Body: ordered list of (partNumber, ETag) pairs
Each part is initially stored as its own internal object with its own UUID. On completion, the metadata layer creates a manifest pointing to the parts in sequence. Reads stream from each part sequentially. Background compaction can later merge them into a single contiguous extent.
If a client never calls complete, the parts sit orphaned consuming storage. Lifecycle rules typically abort incomplete multipart uploads after N days.
Garbage Collection: Reclaiming Immutable Storage
Because data is immutable and writes are append-only, you can't free space inline. A background process handles it.
Garbage is created by:
- Deleted objects (bytes still on disk after metadata removal)
- Old versions past their retention window
- Aborted multipart uploads
- Failed uploads where data was written but metadata was never committed
When an object is deleted, the metadata store writes a tombstone marking the UUID as dead. The data store still holds the bytes. A background GC process runs on a schedule:
- Scan for tombstones older than a grace period (~24 hours).
- Notify data nodes to release those extent regions.
- Compact extents that have become mostly garbage: read live objects, rewrite them to a new extent, delete the old one.
The grace period exists because tombstones must propagate to all replicas before deletion is final. Without it, a stale read from a slow replica could briefly return a deleted object.
Compaction reads and writes are sequential, so they're fast and don't compete meaningfully with user traffic. This is the same pattern used by RocksDB, Cassandra, and most LSM-tree databases.
Consistency: Strong Since 2020
Before December 2020, S3 had eventual consistency for overwrites and deletes — you might read a stale version right after writing. It now provides strong read-after-write consistency for all operations.
After a successful PUT, any GET immediately returns the new object. After a DELETE, any GET returns 404. No stale reads.
The trick is that the metadata layer is the source of truth, and it uses consensus (Paxos/Raft variants) to make metadata writes strongly consistent:
Write path:
1. Write bytes to data store (eventually consistent, fine)
2. Commit metadata pointer via quorum (strongly consistent)

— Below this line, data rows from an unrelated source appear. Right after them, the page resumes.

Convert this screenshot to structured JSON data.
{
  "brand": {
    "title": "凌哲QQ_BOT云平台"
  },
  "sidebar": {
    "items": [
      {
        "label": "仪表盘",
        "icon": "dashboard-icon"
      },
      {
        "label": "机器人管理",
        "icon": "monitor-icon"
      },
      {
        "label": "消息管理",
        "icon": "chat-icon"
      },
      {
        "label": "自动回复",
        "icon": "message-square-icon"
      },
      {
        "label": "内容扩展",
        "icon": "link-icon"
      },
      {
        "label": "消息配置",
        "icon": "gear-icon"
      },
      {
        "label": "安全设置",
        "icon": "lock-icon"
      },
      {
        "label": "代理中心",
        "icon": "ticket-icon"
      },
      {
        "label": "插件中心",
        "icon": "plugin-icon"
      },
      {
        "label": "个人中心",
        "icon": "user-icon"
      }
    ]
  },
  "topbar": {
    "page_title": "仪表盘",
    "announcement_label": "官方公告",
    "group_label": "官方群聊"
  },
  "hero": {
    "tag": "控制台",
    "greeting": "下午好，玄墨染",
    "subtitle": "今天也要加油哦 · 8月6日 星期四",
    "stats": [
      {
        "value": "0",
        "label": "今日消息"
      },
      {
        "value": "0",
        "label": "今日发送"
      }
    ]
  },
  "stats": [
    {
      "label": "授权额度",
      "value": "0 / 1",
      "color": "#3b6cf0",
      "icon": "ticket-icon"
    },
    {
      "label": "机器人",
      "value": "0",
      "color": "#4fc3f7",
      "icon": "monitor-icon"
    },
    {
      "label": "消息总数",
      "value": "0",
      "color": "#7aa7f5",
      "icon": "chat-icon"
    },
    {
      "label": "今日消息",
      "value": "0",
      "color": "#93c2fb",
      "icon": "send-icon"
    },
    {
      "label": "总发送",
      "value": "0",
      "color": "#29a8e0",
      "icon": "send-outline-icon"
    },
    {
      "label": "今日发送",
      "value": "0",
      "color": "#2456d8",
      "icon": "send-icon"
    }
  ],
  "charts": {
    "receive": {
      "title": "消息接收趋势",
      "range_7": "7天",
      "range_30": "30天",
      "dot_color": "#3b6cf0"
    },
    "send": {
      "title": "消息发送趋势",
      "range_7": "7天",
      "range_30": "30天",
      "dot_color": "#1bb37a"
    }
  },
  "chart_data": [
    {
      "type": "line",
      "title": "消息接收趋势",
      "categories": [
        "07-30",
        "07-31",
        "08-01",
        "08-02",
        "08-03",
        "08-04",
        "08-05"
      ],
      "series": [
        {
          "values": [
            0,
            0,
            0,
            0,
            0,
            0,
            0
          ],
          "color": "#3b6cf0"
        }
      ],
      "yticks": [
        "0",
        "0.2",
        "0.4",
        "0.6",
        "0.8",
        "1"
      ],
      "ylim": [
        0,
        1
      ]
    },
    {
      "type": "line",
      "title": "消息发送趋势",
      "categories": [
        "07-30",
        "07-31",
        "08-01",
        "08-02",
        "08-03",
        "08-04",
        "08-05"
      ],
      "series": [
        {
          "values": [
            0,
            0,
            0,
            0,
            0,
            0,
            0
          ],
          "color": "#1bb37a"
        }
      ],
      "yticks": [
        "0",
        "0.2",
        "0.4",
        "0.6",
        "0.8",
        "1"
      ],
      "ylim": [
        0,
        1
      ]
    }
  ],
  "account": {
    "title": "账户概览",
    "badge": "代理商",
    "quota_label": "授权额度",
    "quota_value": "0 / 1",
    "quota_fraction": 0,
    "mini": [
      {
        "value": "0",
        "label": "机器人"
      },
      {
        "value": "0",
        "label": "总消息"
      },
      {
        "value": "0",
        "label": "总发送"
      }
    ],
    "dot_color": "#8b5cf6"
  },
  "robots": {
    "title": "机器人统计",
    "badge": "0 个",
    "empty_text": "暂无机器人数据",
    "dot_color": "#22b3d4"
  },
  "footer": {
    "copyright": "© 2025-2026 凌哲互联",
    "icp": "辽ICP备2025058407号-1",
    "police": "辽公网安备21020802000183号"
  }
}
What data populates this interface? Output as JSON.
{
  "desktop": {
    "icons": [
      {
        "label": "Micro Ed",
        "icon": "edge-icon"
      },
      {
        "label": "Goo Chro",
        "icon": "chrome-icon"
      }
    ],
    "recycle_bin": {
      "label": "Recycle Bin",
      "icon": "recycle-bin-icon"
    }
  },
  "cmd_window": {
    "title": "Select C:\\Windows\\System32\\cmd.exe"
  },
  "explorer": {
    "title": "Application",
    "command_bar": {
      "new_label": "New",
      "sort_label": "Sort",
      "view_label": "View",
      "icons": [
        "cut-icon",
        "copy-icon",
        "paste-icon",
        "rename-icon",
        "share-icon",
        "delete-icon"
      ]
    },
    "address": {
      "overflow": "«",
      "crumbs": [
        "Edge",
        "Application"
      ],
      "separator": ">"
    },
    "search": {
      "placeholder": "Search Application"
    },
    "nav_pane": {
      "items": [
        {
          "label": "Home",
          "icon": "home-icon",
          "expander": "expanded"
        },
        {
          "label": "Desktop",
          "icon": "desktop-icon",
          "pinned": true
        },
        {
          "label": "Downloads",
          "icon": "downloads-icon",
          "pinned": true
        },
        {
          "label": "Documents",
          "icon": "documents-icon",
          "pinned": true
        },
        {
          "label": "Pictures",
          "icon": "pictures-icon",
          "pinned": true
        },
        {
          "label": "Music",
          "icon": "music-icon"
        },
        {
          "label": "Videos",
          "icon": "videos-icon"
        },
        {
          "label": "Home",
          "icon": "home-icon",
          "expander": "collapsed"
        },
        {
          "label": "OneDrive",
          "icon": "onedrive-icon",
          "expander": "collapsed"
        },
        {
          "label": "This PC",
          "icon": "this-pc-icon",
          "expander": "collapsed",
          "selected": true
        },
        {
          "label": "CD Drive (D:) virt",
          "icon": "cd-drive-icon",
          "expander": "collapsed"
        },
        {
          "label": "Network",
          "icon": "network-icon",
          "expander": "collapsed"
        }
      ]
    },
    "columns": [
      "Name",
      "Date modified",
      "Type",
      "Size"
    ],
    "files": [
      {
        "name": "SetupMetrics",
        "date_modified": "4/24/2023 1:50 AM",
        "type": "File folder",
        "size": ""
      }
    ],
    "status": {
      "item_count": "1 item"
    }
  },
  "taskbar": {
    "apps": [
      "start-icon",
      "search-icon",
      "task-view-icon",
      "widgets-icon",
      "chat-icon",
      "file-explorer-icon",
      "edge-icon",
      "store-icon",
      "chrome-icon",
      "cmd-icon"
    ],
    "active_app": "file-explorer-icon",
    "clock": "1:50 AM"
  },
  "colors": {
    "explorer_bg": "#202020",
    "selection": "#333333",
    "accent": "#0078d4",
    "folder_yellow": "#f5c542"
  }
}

3. Acknowledge to client only after step 2
Read path:
1. Look up current UUID in metadata store (sees latest committed pointer)
2. Fetch bytes for that UUID from data store
3. Return to client
The bytes don't have to be everywhere immediately — the pointer does. Since the metadata pointer is strongly consistent, the user experience is strongly consistent even though replicas of the actual bytes catch up asynchronously.
Key Takeaways
Separate systems for different access patterns. Metadata and data have completely different sizes, mutability, and consistency needs. The split is what makes each layer optimizable.
Append-only extent files solve the IOPS problem. One file per object doesn't scale. Batching into sequential append-only files turns random I/O into sequential I/O.
Erasure coding is the economical durability answer. 1.4–1.5x storage overhead with 3–4 failure tolerance beats the 3x cost of simple replication at petabyte scale.
Immutability makes everything else simpler. Replication, erasure coding, compaction, and GC all become dramatically easier when objects can't be partially modified.
The metadata pointer is where consistency lives. The data bytes can propagate asynchronously; what matters is that the pointer to the current version is immediately visible to all readers.